Titelverteidiger Washington Nationals empfängt die New York Yankees zur ersten Partie, und es ist natürlich kein Zufall, dass der US-Chefvirologe Anthony Fauci den zeremoniellen ersten Wurf ausführt. Er soll geehrt werden für seine Arbeit in den vergangenen Monaten und seine standhafte Haltung gegen die oft wirren Anschuldigungen von Präsident Donald Trump, aber es soll freilich auch ein Signal an die Zuschauer sein: Seht' mal her, der wichtigste Experte dieses Landes segnet mit seiner Anwesenheit den Start dieser Saison ab - das muss doch funktionieren!

Normalerweise ist die Vergangenheit vergessen am "Opening Day"

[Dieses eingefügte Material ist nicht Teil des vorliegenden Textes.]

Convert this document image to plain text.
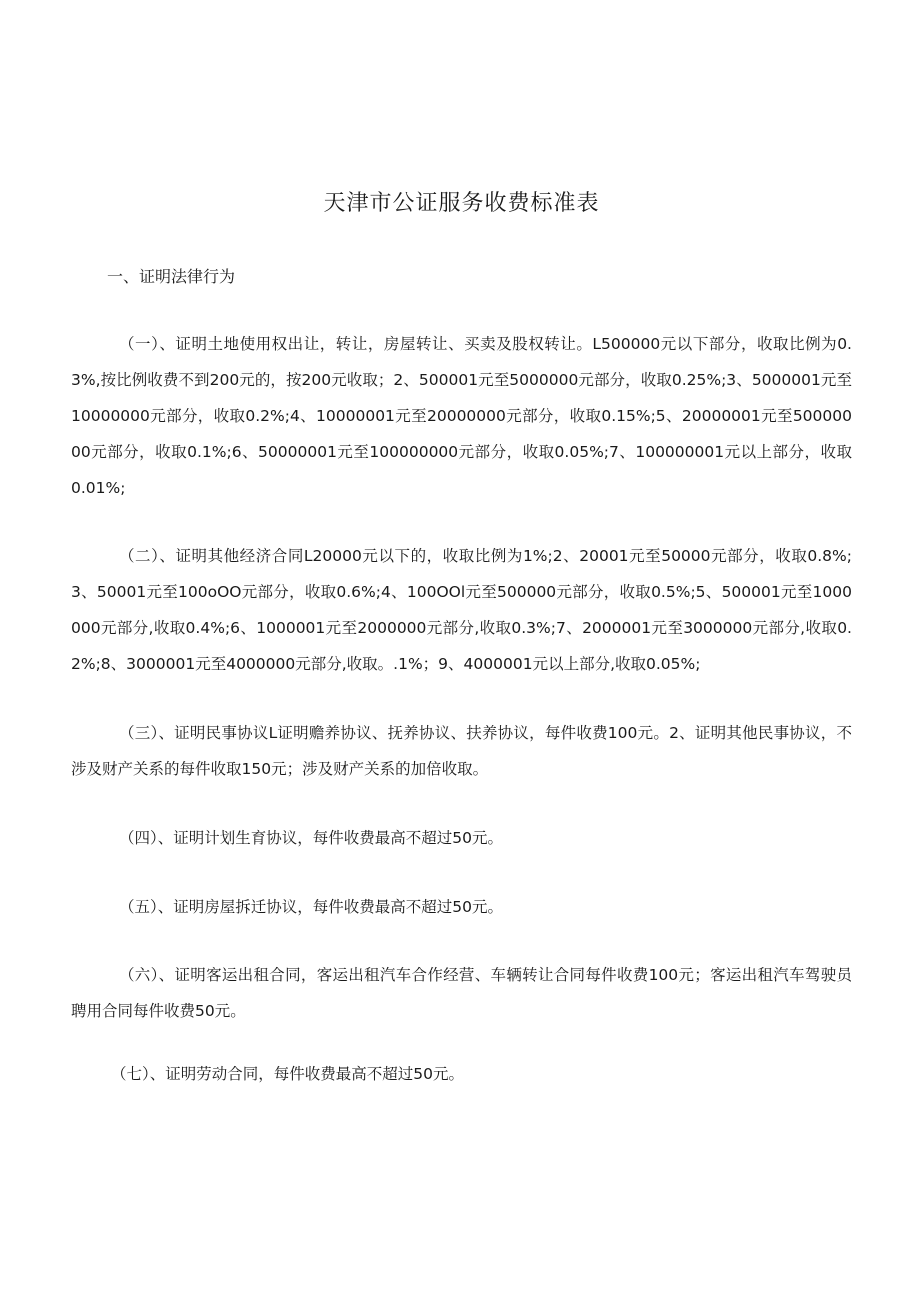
天津市公证服务收费标准表
一、证明法律行为

（一）、证明土地使用权出让，转让，房屋转让、买卖及股权转让。L500000元以下部分，收取比例为0.3%,按比例收费不到200元的，按200元收取；2、500001元至5000000元部分，收取0.25%;3、5000001元至10000000元部分，收取0.2%;4、10000001元至20000000元部分，收取0.15%;5、20000001元至50000000元部分，收取0.1%;6、50000001元至100000000元部分，收取0.05%;7、100000001元以上部分，收取0.01%;

（二）、证明其他经济合同L20000元以下的，收取比例为1%;2、20001元至50000元部分，收取0.8%;3、50001元至100oOO元部分，收取0.6%;4、100OOl元至500000元部分，收取0.5%;5、500001元至1000000元部分,收取0.4%;6、1000001元至2000000元部分,收取0.3%;7、2000001元至3000000元部分,收取0.2%;8、3000001元至4000000元部分,收取。.1%；9、4000001元以上部分,收取0.05%;

（三）、证明民事协议L证明赡养协议、抚养协议、扶养协议，每件收费100元。2、证明其他民事协议，不涉及财产关系的每件收取150元；涉及财产关系的加倍收取。

（四）、证明计划生育协议，每件收费最高不超过50元。

（五）、证明房屋拆迁协议，每件收费最高不超过50元。

（六）、证明客运出租合同，客运出租汽车合作经营、车辆转让合同每件收费100元；客运出租汽车驾驶员聘用合同每件收费50元。

（七）、证明劳动合同，每件收费最高不超过50元。
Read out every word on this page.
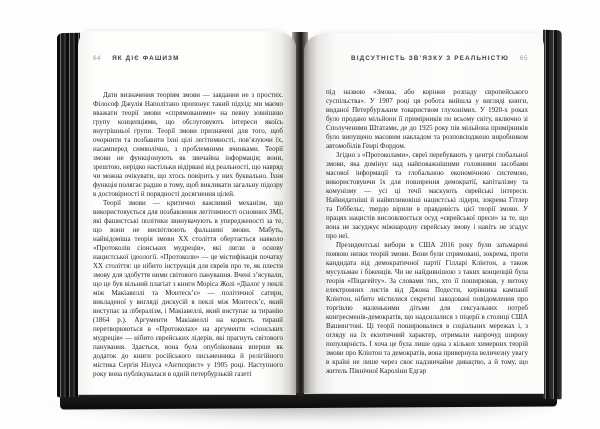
64 ЯК ДІЄ ФАШИЗМ

Дати визначення теоріям змови — завдання не з простих. Філософ Джулія Наполітано пропонує такий підхід: ми маємо вважати теорії змови «спрямованими» на певну зовнішню групу концепціями, що обслуговують інтереси якоїсь внутрішньої групи. Теорії змови призначені для того, щоб очорнити та позбавити їхні цілі легітимності, пов’язуючи їх, насамперед символічно, з проблемними вчинками. Теорії змови не функціонують як звичайна інформація; вони, зрештою, нерідко настільки відірвані від реальності, що навряд чи можна очікувати, що хтось повірить у них буквально. Їхня функція полягає радше в тому, щоб викликати загальну підозру в достовірності й порядності досягнення цілей.

Теорії змови — критично важливий механізм, що використовується для позбавлення легітимності основних ЗМІ, які фашистські політики звинувачують в упередженості за те, що вони не висвітлюють фальшиві змови. Мабуть, найвідоміша теорія змови XX століття обертається навколо «Протоколів сіонських мудреців», які лягли в основу нацистської ідеології. «Протоколи» — це містифікація початку XX століття: це нібито інструкція для євреїв про те, як плести змову для здобуття ними світового панування. Вчені з’ясували, що це був вільний плагіат з книги Моріса Жолі «Діалог у пеклі між Макіавеллі та Монтеск’є» — політичної сатири, викладеної у вигляді дискусій в пеклі між Монтеск’є, який виступає за лібералізм, і Макіавеллі, який виступає за тиранію (1864 р.). Аргументи Макіавеллі на користь тиранії перетворюються в «Протоколах» на аргументи «сіонських мудреців» — нібито єврейських лідерів, які прагнуть світового панування. Здається, вона була опублікована вперше як додаток до книги російського письменника й релігійного містика Сергія Нілуса «Антихрист» у 1905 році. Наступного року вона публікувалася в одній петербурзькій газеті

ВІДСУТНІСТЬ ЗВ’ЯЗКУ З РЕАЛЬНІСТЮ 65

під назвою «Змова, або коріння розпаду європейського суспільства». У 1907 році ця робота вийшла у вигляді книги, виданої Петербурзьким товариством глухонімих. У 1920-х роках було продано мільйони її примірників по всьому світу, включно зі Сполученими Штатами, де до 1925 року пів мільйона примірників було випущено масовим накладом та розповсюджено виробником автомобілів Генрі Фордом.

Згідно з «Протоколами», євреї перебувають у центрі глобальної змови, яка домінує над найповажнішими головними засобами масової інформації та глобальною економічною системою, використовуючи їх для поширення демократії, капіталізму та комунізму — усі ці течії маскують єврейські інтереси. Найвидатніші й найвпливовіші нацистські лідери, зокрема Гітлер та Геббельс, твердо вірили в правдивість цієї теорії змови. У працях нацистів висловлюється осуд «єврейської преси» за те, що вона не засуджує міжнародну єврейську змову і навіть не згадує про неї.

Президентські вибори в США 2016 року були затьмарені появою низки теорій змови. Вони були спрямовані, зокрема, проти кандидата від демократичної партії Гілларі Клінтон, а також мусульман і біженців. Чи не найдивнішою з таких концепцій була теорія «Піцагейту». За словами тих, хто її поширював, у витоку електронних листів від Джона Подести, керівника кампанії Клінтон, нібито містилися секретні закодовані повідомлення про торгівлю маленькими дітьми для сексуальних потреб конгресменів-демократів, що надсилалися з піцерії в столиці США Вашингтоні. Ці теорії поширювалися в соціальних мережах і, з огляду на їх екзотичний характер, отримали напрочуд широку популярність. І хоча це була лише одна з кількох химерних теорій змови про Клінтон та демократів, вона привернула величезну увагу в країні не лише через своє надзвичайне дивацтво, а й тому, що житель Північної Кароліни Едгар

Normalerweise ist der "Opening Day" Ende März die Botschaft an die Amerikaner, dass der Winter vorbei ist - für viele signalisiert es einen Neuanfang, mehr noch als Neujahr. Der Autor Thomas Boswell schreibt im Buch "Why Time Begins on Opening Day", dass dieser Tag deshalb so bedeutsam sei, weil die Vergangenheit nun vergessen sei: Jedes Team beginne mit einer Bilanz von 0:0 und dürfe sich Hoffnungen auf den Titel machen, jeder Mensch könne nun auch von vorne anfangen. Baseball ist seit jeher eine Metapher für das Leben in diesem Land, die Amerikaner können eine Zäsur gebrauchen, und das soll der 23. Juli sein, wenn die MLB als erste der vier großen Ligen des Landes ihren Spielbetrieb wieder aufnimmt.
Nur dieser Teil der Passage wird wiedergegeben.